Pay TV sector slams free to air networks reduced licence fees
Article Date: 09/02/2010

The pay-TV sector called the government's decision to cut the licence fees of commercial free-to-air (FTA) networks' anti-competitive.
Senator Conroy will reduce the license fees that the big commercial TV networks pay by 33 per cent in 2010 and a much higher 50 per cent in 2011. Current license fees are currently computed at 9 per cent of advertising gross revenue.
In defending the move, Senator Conroy claims that the reduction of fees is necessary to enable the commercial networks (Seven, Nine and Ten) to meet the requirement for Australian content in 55 per cent of their shows from 6am to midnight.

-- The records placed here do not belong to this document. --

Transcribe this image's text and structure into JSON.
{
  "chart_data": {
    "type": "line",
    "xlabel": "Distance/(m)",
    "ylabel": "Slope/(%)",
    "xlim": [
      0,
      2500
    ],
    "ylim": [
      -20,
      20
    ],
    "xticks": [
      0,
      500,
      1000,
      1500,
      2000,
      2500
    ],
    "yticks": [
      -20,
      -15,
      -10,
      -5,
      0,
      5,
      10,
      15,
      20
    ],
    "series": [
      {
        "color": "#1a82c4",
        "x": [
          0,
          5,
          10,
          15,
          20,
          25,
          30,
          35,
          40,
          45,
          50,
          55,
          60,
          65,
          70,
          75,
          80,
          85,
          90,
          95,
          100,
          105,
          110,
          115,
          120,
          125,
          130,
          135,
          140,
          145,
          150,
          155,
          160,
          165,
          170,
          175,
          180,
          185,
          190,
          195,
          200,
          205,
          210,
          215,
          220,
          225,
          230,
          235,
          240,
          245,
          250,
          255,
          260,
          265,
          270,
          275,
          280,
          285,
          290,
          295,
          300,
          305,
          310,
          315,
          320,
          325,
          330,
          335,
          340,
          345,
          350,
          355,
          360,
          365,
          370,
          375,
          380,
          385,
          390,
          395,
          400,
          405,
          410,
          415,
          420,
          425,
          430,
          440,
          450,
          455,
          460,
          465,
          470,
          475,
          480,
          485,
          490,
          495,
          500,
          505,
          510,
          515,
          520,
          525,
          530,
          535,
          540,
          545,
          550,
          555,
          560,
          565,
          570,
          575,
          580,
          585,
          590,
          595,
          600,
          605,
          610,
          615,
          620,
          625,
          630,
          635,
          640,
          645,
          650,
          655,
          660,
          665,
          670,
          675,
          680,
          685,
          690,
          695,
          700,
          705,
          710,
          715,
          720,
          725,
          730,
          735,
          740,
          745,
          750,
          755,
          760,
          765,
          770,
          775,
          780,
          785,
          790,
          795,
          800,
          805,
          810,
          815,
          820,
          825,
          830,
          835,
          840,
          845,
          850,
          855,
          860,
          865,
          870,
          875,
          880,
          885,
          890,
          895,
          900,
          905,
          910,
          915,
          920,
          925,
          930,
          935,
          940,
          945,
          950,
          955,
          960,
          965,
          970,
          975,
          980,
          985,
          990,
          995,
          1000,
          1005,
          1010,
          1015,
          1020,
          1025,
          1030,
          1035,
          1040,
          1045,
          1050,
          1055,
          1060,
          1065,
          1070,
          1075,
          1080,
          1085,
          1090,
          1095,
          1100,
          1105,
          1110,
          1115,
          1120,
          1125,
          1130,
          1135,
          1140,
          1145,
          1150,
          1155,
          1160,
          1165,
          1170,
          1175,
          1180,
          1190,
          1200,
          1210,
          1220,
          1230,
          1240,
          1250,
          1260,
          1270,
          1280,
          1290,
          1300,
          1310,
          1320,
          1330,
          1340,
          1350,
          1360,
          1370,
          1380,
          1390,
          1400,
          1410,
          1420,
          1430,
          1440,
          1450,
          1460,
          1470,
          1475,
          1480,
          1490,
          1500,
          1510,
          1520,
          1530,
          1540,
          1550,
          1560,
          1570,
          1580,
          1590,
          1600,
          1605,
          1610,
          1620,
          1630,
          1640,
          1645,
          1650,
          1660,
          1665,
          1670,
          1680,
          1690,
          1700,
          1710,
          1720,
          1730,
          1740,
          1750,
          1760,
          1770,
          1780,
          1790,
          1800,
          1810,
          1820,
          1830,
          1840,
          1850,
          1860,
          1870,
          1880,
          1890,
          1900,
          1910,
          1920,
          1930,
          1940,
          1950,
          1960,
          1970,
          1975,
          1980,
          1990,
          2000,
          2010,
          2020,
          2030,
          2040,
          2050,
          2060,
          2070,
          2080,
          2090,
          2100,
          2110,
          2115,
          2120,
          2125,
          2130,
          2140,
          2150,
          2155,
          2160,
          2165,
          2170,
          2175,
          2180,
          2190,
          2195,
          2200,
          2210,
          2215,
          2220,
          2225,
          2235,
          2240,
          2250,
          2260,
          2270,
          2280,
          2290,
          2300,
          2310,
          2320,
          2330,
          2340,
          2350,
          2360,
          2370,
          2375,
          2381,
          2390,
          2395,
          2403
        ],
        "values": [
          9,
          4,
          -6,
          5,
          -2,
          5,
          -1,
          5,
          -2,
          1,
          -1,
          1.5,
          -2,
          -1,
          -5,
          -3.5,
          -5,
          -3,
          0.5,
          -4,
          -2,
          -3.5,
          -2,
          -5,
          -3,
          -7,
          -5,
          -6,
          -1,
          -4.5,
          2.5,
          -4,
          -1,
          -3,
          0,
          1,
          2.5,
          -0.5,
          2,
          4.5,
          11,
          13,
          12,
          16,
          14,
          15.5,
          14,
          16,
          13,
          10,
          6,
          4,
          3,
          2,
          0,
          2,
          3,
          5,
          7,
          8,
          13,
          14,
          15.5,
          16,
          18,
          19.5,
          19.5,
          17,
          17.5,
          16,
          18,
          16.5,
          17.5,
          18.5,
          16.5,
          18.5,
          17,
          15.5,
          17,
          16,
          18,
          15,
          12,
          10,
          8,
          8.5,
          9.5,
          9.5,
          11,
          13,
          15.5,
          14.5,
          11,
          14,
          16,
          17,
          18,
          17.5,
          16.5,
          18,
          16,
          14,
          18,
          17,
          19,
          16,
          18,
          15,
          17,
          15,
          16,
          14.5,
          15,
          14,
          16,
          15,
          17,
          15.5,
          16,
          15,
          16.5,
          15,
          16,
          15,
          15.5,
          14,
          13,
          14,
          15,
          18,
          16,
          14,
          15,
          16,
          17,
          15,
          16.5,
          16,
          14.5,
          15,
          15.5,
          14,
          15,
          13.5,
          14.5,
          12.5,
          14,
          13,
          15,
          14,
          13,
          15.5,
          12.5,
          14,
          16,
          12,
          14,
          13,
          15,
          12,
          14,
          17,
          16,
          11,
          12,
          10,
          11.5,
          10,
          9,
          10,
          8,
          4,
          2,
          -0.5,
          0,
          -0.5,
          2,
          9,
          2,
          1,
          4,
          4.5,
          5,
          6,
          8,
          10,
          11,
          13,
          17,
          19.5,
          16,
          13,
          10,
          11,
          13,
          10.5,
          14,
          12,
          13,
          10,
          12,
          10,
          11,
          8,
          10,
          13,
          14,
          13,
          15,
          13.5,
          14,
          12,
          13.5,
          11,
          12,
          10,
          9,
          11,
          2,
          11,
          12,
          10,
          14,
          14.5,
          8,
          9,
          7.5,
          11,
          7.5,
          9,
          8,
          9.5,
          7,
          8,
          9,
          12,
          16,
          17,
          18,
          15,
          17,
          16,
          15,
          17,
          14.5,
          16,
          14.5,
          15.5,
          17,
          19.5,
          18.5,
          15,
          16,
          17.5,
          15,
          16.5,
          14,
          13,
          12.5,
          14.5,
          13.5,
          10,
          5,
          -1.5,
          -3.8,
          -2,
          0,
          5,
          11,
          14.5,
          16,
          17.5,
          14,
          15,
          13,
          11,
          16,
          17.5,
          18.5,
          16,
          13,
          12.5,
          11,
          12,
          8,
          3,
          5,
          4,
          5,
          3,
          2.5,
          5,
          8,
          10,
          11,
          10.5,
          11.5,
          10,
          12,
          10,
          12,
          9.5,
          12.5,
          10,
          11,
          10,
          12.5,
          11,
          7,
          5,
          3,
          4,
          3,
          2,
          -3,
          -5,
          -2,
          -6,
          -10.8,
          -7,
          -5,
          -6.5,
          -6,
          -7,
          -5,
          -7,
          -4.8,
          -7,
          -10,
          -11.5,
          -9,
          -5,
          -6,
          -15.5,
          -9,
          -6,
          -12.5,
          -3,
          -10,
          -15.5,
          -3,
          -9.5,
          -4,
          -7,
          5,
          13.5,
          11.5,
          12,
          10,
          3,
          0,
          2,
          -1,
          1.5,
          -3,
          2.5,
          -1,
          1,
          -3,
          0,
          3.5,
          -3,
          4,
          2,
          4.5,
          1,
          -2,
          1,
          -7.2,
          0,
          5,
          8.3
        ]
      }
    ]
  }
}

He also said that the commercial networks’ shift to digital from analog television means additional costs.
The decision has angered pay-TV providers which said that FTA networks are already beneficiaries of excessive government assistance.
Petra Buchanan, the chief executive of the Australian Subscription Television and Radio Association (ASTRA), described the announcement of Communications Minister Stephen Conroy as disappointing. She added that the move was designed mainly to support “under threat” business models.
Ms Buchanan represents pay-TV companies Optus, Foxtel, and Austar. She said that in supporting the FTAs, the taxpayers are actually subsidising the foreign-owned broadcasters.
The majority of Nine Network foreign owned while half of Seven Network is foreign owned.
Another government protection for FTA networks is the anti-siphoning sports list. This allows the FTA networks to have first rights in bidding for certain popular sports.
Senator Conroy also said that Australian networks are charged with higher licence fees compared to networks overseas.